Die Ursachen von Thrombosen

Der deutsche Arzt Rudolf Virchow (1821-1902) untersuchte schon 1846, wie Thrombosen und Embolien entstehen. Ein Jahrzehnt später formulierte er die Virchow-Trias, die prinzipiell bis heute gültig ist. Danach werden Thrombosen vor allem begünstigt durch

  • Gefäßwandveränderungen, zum Beispiel raue Stellen, die durch eine Entzündung, eine Verletzung oder Verkalkung des Gefäßes entstanden sind, und an denen sich vorbeiströmende Blutpartikel festsetzen können,

  • Störungen des Blutflusses, etwa durch das Abknicken einer Vene oder der fehlenden Unterstützung der Blutströmung durch Beinbewegungen,

  • eine veränderte Blutzusammensetzung, beispielsweise durch eine angeborene übermäßige Gerinnungsneigung des Blutes.

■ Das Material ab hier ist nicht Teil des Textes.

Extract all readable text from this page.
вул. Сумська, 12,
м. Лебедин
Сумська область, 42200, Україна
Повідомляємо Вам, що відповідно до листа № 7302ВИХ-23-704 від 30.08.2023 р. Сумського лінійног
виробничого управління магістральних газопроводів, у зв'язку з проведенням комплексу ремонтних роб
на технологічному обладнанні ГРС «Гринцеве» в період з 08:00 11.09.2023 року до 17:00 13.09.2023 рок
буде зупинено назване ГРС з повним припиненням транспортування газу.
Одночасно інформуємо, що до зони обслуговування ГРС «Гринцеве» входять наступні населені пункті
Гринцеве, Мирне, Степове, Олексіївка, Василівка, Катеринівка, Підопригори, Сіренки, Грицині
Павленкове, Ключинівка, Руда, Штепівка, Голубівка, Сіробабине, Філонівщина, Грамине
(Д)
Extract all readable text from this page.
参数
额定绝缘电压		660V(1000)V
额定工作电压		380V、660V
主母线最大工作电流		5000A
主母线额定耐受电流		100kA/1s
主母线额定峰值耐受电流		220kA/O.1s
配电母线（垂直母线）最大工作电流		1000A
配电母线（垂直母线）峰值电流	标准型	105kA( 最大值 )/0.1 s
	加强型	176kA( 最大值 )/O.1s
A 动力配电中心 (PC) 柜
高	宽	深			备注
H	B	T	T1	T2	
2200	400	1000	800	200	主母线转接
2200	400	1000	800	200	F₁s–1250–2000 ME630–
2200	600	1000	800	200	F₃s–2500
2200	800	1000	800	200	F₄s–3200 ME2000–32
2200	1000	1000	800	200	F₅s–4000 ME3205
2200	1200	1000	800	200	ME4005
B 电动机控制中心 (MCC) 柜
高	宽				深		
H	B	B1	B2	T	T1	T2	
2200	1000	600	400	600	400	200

Weitere Risikofaktoren sind Rauchen, Übergewicht oder die Einnahme der Anti-Baby-Pille. Je mehr dieser Faktoren für einen Menschen zutreffen, desto größer ist sein Risiko, eine Thrombose oder Embolie zu erleiden.

Die Folgen von Thrombosen

Die Mediziner unterscheiden nach dem Ort des Auftretens arterielle (in einer Arterie entstandene) von venösen (in einer Vene entstandene) Thrombosen. Venöse Thrombosen entstehen vor allem in den Venen der Beine und in der Herzhöhle.

Auf einen Thrombus, der eine Arterie verstopft, gehen oft Schlaganfälle (Verschluss einer Hirnarterie) und Herzinfarkte (Verschluss eines Herzkranzgefäßes) zurück. Besonders gefürchtet ist eine Komplikation der Thrombose, die Lungenembolie. Sie kann je nach Ausmaß binnen Minuten zum Tode führen. Das Blutgerinnsel, das ein Lungengefäß verstopft, ist zumeist in einer tief gelegenen Bein- oder Beckenvene entstanden und über die untere Hohlvene in das rechte Herz und von dort in den Lungenkreislauf gewandert.